Bram juga sempat kaget, mendongak dan mengalihkan perhatiannya yang sejak tadi hanya tertuju pada laptop yang berisi data keuangan seluruh anak perusahaan Goldlight. Pria introvert yang pelit bicara itu memang sejak tadi chating dengan manajer-manajer keuangan seluruh unit bisnis untuk koordinasi ketersediaan dana pada masing-masing unit. Tapi kalau sudah papa yang bicara, semua pasti diam. Bram melanjutkan aktivitas daringnya. Sementara Lily, Satya dan Bas duduk menanti titah papa selanjutnya. Padahal Satya dan Bas masih memendam kemarahan yang belum semua tuntas diungkapkan. Ekspresi itu masih terlihat di gurat-gurat wajah keduanya.
“Satya, kamu harus tetap intimidasi dengan halus para pengawal proyek yang sudah terima dana kita. Pastikan kita dapat tender lagi dari mereka atau mereka kembalikan dana kita. Berikan daftarnya pada Bram juga supaya dia juga bantu intimidasi pengawal-pengawal proyek yang nggak becus itu.”

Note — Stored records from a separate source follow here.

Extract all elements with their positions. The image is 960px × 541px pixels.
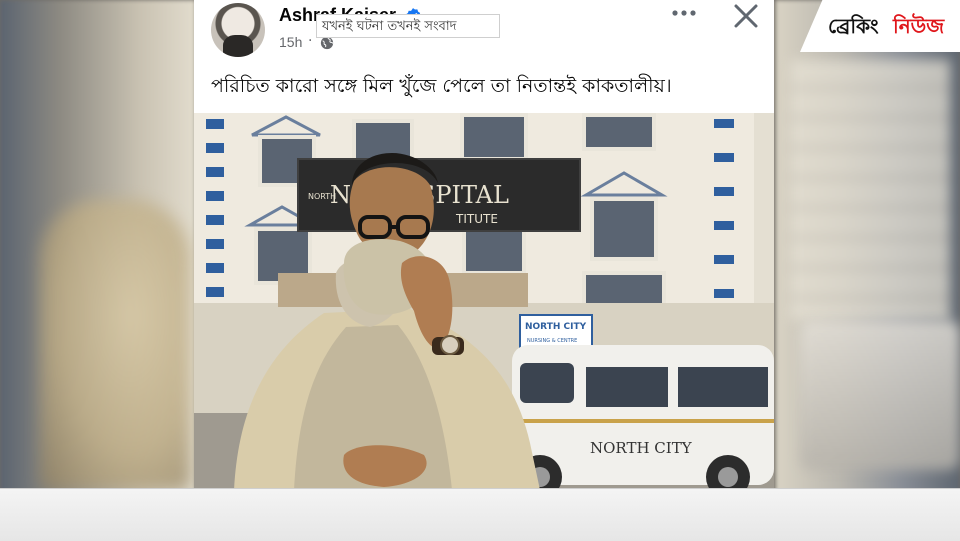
close-icon[interactable] (732, 2, 760, 30)
post-caption: পরিচিত কারো সঙ্গে মিল খুঁজে পেলে তা নিতা… (211, 75, 672, 97)
meta-separator: · (308, 33, 313, 49)
hospital-sign-subtitle: TITUTE (455, 212, 498, 226)
centre-sign-title: NORTH CITY (525, 322, 587, 332)
ticker-tagline: যখনই ঘটনা তখনই সংবাদ (322, 19, 457, 34)
post-photo[interactable]: NORTH NO HOSPITAL TITUTE NORTH CITY NURS… (194, 113, 774, 490)
van-text: NORTH CITY (590, 439, 693, 457)
centre-sign-subtitle: NURSING & CENTRE (527, 338, 577, 344)
globe-icon[interactable] (320, 36, 334, 50)
brand-logo-text-accent: নিউজ (893, 14, 945, 38)
more-options-icon[interactable] (669, 4, 699, 22)
brand-logo-text-primary: ব্রেকিং (828, 14, 879, 38)
blurred-background-figure (40, 200, 190, 490)
post-timestamp[interactable]: 15h (279, 34, 302, 50)
facebook-post-card: Ashraf Kaiser 15h · পরিচিত কারো সঙ্গে মি… (194, 0, 774, 490)
news-ticker-bar (0, 488, 960, 541)
blurred-background-building (790, 60, 950, 320)
blurred-background-van (800, 320, 960, 470)
author-avatar[interactable] (211, 3, 265, 57)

Satya mengangguk pasti. Begitupun Bram yang tak pernah terdengar suaranya sepatahpun. Lily bisa melihat lewat sorot matanya Satya sangat berterimakasih dengan perintah papa dan kesediaan Bram membantu mengatasi masalahnya. Tampaknya itu jauh lebih bijak daripada celaan-celaan yang dilontarkan Bas terhadapnya.
Bas masih geram tapi ia tak berani bertengkar lagi di hadapan papa.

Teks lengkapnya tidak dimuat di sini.